Sonny Rollins is probably the greatest tenor saxophone player in all of jazz. His journey from a novice 8 year-old player to today owes as much to effort as talent. His life illustrates how technique “trumps” scheme when it comes to building any capacity including leadership. But what is technique and what is scheme? The Oxford dictionary defines them this way:
- Scheme: A a large-scale plan or arrangement for attaining some particular object or putting a particular idea into effect.
- Technique: A way of carrying out a particular task, especially the execution or performance of an artistic work, a scientific or business procedure.
Said another way; technique is craft.
Back to Sonny. At age 29 with multiple successful albums to his name, Rollins took a three-year sabbatical from performing and recording. He spent those three years practicing 15 hours a day under the Williamsburg Bridge on the lower eastside of Manhattan. Rain or shine. Playing the scales, improving his fingering and breathing technique. All this so he would be more competent and improvisational in performances. His return to public performing was marked out by his album The Bridge. A collection of jazz tunes still considered a master class on the saxophone.
I know. You or I do not have 15 hours to practice anything. My small soapbox here is that most leaders have enough strategy but not enough technique when it comes to mobilizing people to address wicked problems like COVID19. Building Rollins-like technique requires a practice. Below are some technique building practice elements.

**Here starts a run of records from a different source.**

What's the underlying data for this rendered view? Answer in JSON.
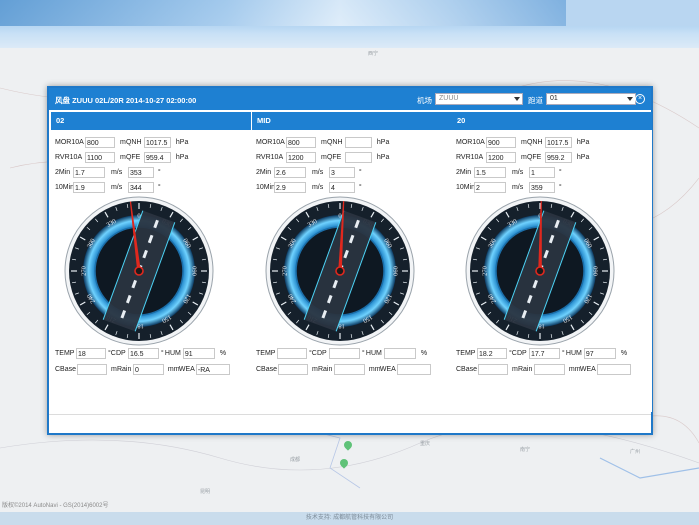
{
  "dialog": {
    "title": "风盘 ZUUU 02L/20R 2014-10-27 02:00:00",
    "airport_label": "机场",
    "airport_value": "ZUUU",
    "runway_label": "跑道",
    "runway_value": "01",
    "close_icon": "close-circle-icon"
  },
  "labels": {
    "mor": "MOR10A",
    "m": "m",
    "qnh": "QNH",
    "hpa": "hPa",
    "rvr": "RVR10A",
    "qfe": "QFE",
    "min2": "2Min",
    "min10": "10Min",
    "ms": "m/s",
    "deg": "°",
    "temp": "TEMP",
    "c": "°C",
    "dp": "DP",
    "hum": "HUM",
    "pct": "%",
    "cbase": "CBase",
    "rain": "Rain",
    "mm": "mm",
    "wea": "WEA"
  },
  "panels": [
    {
      "name": "02",
      "mor": "800",
      "qnh": "1017.5",
      "rvr": "1100",
      "qfe": "959.4",
      "ws2": "1.7",
      "wd2": "353",
      "ws10": "1.9",
      "wd10": "344",
      "temp": "18",
      "dp": "16.5",
      "hum": "91",
      "cbase": "",
      "rain": "0",
      "wea": "-RA",
      "needle_deg": 353,
      "runway_deg": 20
    },
    {
      "name": "MID",
      "mor": "800",
      "qnh": "",
      "rvr": "1200",
      "qfe": "",
      "ws2": "2.6",
      "wd2": "3",
      "ws10": "2.9",
      "wd10": "4",
      "temp": "",
      "dp": "",
      "hum": "",
      "cbase": "",
      "rain": "",
      "wea": "",
      "needle_deg": 3,
      "runway_deg": 20
    },
    {
      "name": "20",
      "mor": "900",
      "qnh": "1017.5",
      "rvr": "1200",
      "qfe": "959.2",
      "ws2": "1.5",
      "wd2": "1",
      "ws10": "2",
      "wd10": "359",
      "temp": "18.2",
      "dp": "17.7",
      "hum": "97",
      "cbase": "",
      "rain": "",
      "wea": "",
      "needle_deg": 1,
      "runway_deg": 20
    }
  ],
  "compass_ticks": [
    "0",
    "030",
    "060",
    "090",
    "120",
    "150",
    "180",
    "210",
    "240",
    "270",
    "300",
    "330"
  ],
  "colors": {
    "accent": "#1e80d2",
    "needle": "#e0281e",
    "ring": "#2fa8e6"
  },
  "map": {
    "copyright": "版权©2014 AutoNavi - GS(2014)6002号",
    "labels": [
      "西宁",
      "成都",
      "重庆",
      "昆明",
      "南宁",
      "广州"
    ]
  },
  "footer": {
    "text": "技术支持: 成都航管科技有限公司"
  }
}
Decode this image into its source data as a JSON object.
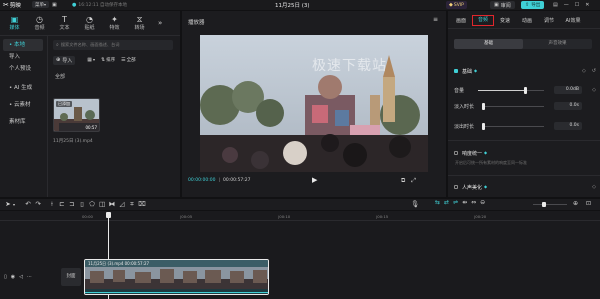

- Start Small: select one leadership capacity you would like to develop. Just make sure it is a talent, gift or potential you have that you will build your capacity to lead. Begin with just one capacity focus.
- The Angel is in the detail: Read a book, get a coach, study someone you respect. Ask questions and get granular. There is no detail too small to ignore. It is important to understand all that it will take to master this capacity.
- Take it to the Arena: Locate opportunities to exercise your technique inside your daily work activities. You can usually see meetings, people or situations on your calendar that present an opportunity to “practice.” Be prepared, not surprised.
- Speed of the response: You will stumble and fall. Leadership development grace is found in the speed of the response after the fall.
- Feedback Baby: There is no high performance without timely feedback. Chase feedback. You will accelerate your pace of development.
- Support & Coach: Get your team into the act. Help people design their own practices, coach them and acknowledge their progress.
- Capacity first, oil leaks second: We all have oil leaks, we have been working on them for years and we are better now then before. Start with your undeveloped capacities. Things you do pretty well but doing it better would make impact. You will find developmental momentum with this approach.
Leading is a choice and an action. We will never be perfect, but we stand a better chance of being effective if we follow a practice that builds our techniques through action.
Find your Williamsburg Bridge and start practicing.